Alacepril, Benazepril, Captopril, Cilazapril, Delapril, Enalapril, Fosinopril, Idrapril, Ilepatril, Imidapril, Libenzapril, Lisinopril, Moexipril, Omapatrilat, Pentopril, Perindopril, Pivopril, Quinapril, Ramipril, Rentiapril, Sampatrilat, Spirapril, Temocapril, Trandolapril, Zofenopril
ACE inhibitors are included in several combination products with the potential to add to the toxicity of the accompanying agent (diuretics, calcium channel blockers [verapamil, diltiazem and dihydropyridines], HMG-CoA reductase inhibitors [statins]). The toxicity of the other agents should be reviewed directly.
Overdose with ACE inhibitors may cause hypotension, tachycardia, hyperkalaemia, and acute renal failure. However, the majority of overdoses are asymptomatic and serious morbidity is exceptionally rare. Activated charcoal, adequate fluids and a short period of observation are all that is generally required.
These drugs inhibit angiotensin-converting enzyme (ACE) which converts angiotensin I to angiotensin II, a potent vasoconstrictor, and stimulator of aldosterone release. In overdose these drugs do not seem to have any additional effects and the toxicity seen is very similar to that seen with the first dose in therapeutic use.
Most ACE inhibitors (except captopril, lisinopril and any -prilat drugs) are given as pro-drugs, which have little activity. These pro-drugs have good bioavailability and are generally well absorbed. They are then rapidly metabolised by esterases to active metabolites (-prilats). Captopril and lisinopril are not as well absorbed and have lower bioavailability than the pro-drugs.
There is a wide range in the volumes of distribution and extent of plasma protein binding, but these have little relevance to their toxicity in overdose.
1 Given as pro-drug: activity is due to metabolites (-prilat)

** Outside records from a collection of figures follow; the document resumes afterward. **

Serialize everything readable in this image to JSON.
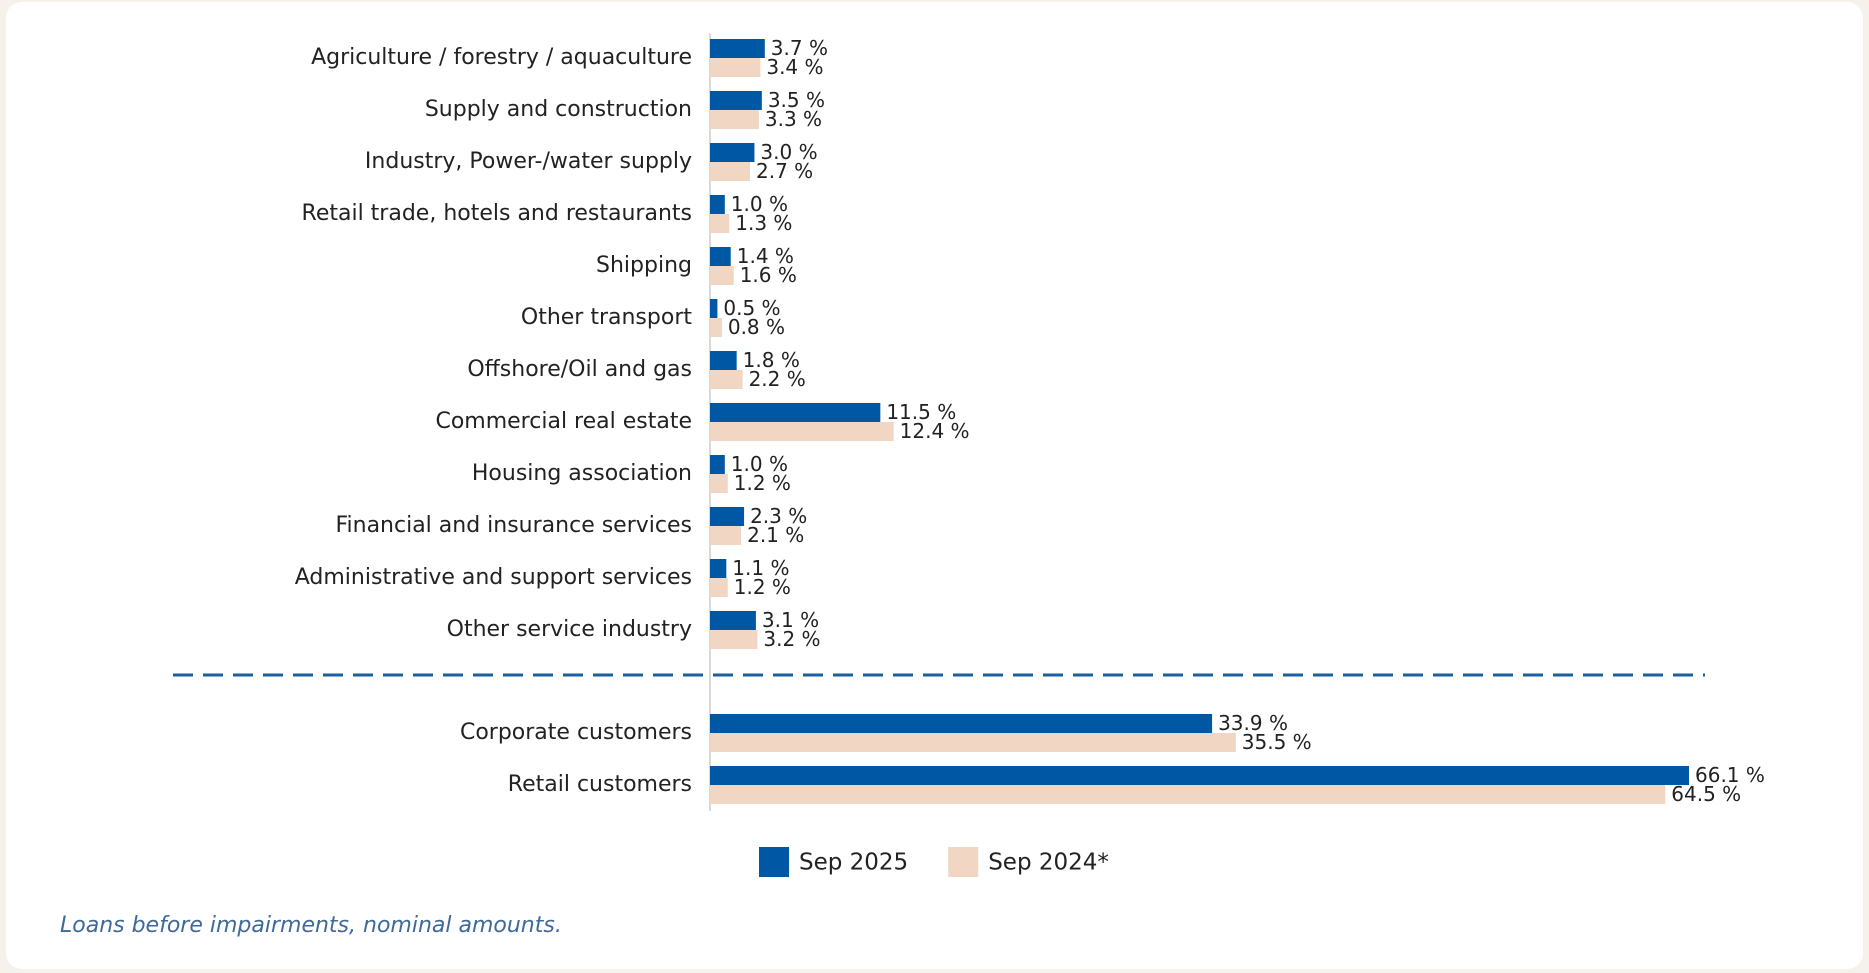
{
  "chart_data": {
    "type": "bar",
    "orientation": "horizontal",
    "categories": [
      "Agriculture / forestry / aquaculture",
      "Supply and construction",
      "Industry, Power-/water supply",
      "Retail trade, hotels and restaurants",
      "Shipping",
      "Other transport",
      "Offshore/Oil and gas",
      "Commercial real estate",
      "Housing association",
      "Financial and insurance services",
      "Administrative and support services",
      "Other service industry",
      "Corporate customers",
      "Retail customers"
    ],
    "series": [
      {
        "name": "Sep 2025",
        "color": "#0057a3",
        "values": [
          3.7,
          3.5,
          3.0,
          1.0,
          1.4,
          0.5,
          1.8,
          11.5,
          1.0,
          2.3,
          1.1,
          3.1,
          33.9,
          66.1
        ],
        "value_labels": [
          "3.7 %",
          "3.5 %",
          "3.0 %",
          "1.0 %",
          "1.4 %",
          "0.5 %",
          "1.8 %",
          "11.5 %",
          "1.0 %",
          "2.3 %",
          "1.1 %",
          "3.1 %",
          "33.9 %",
          "66.1 %"
        ]
      },
      {
        "name": "Sep 2024*",
        "color": "#f2d6c4",
        "values": [
          3.4,
          3.3,
          2.7,
          1.3,
          1.6,
          0.8,
          2.2,
          12.4,
          1.2,
          2.1,
          1.2,
          3.2,
          35.5,
          64.5
        ],
        "value_labels": [
          "3.4 %",
          "3.3 %",
          "2.7 %",
          "1.3 %",
          "1.6 %",
          "0.8 %",
          "2.2 %",
          "12.4 %",
          "1.2 %",
          "2.1 %",
          "1.2 %",
          "3.2 %",
          "35.5 %",
          "64.5 %"
        ]
      }
    ],
    "footnote": "Loans before impairments, nominal amounts."
  }
}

2 Most ACE inhibitors have biphasic kinetics - figure for apparent half-life
3 Higher figure is for patients with renal failure
The principal adverse effect of ACE inhibitor overdose is hypotension, although hyperkalaemia and renal failure may occur. Hypotension is generally not life-threatening (median systolic fall of 50 mmHg [IQR: 40–64 mmHg]) and occurs early (within 3–6 hours of the overdose) and the renal failure is reversible. It is possible some other acute adverse effects of ACE inhibitors, such as angioedema, may occur after overdose. Treatment is primarily supportive to maintain an adequate blood pressure and urine output. Paediatric ingestions < twice the Defined Daily Dose (DDD) appear to be benign.
In patients with renal impairment, on regular ACE inhibitors or other cardiac medication, electrolytes and renal function should be monitored.
Patients should be given adequate fluids, if necessary with IV fluids, to maintain a satisfactory blood pressure and a good urine output. If patients are well after 6 hours, they should be medically fit for discharge.
Oral activated charcoal may be given to patients who have ingested a large overdose if they present within 1-2 hours. Generous fluid replacement to counteract the volume depletion associated with gastrointestinal decontamination is particularly important in overdose with drugs that lead to hypotension via vasodilatation.
Angiotensin II, while a logical antidote for ACE inhibitor overdose, is not generally available and should not be required. Naloxone has been used with some effect in captopril poisoning but is not recommended for routine use.
Hypotension should be treated with IV fluids (normal saline) and positioning of the patient. A central line may be useful to monitor fluid replacement in patients with heart failure or severe renal impairment. Small doses of vasoconstrictors (e.g., adrenaline) may be given if the patient fails to respond.
If bronchoconstriction occurs, beta 2 agonists such as salbutamol are indicated.
No fatalities or serious long term sequelae have been reported.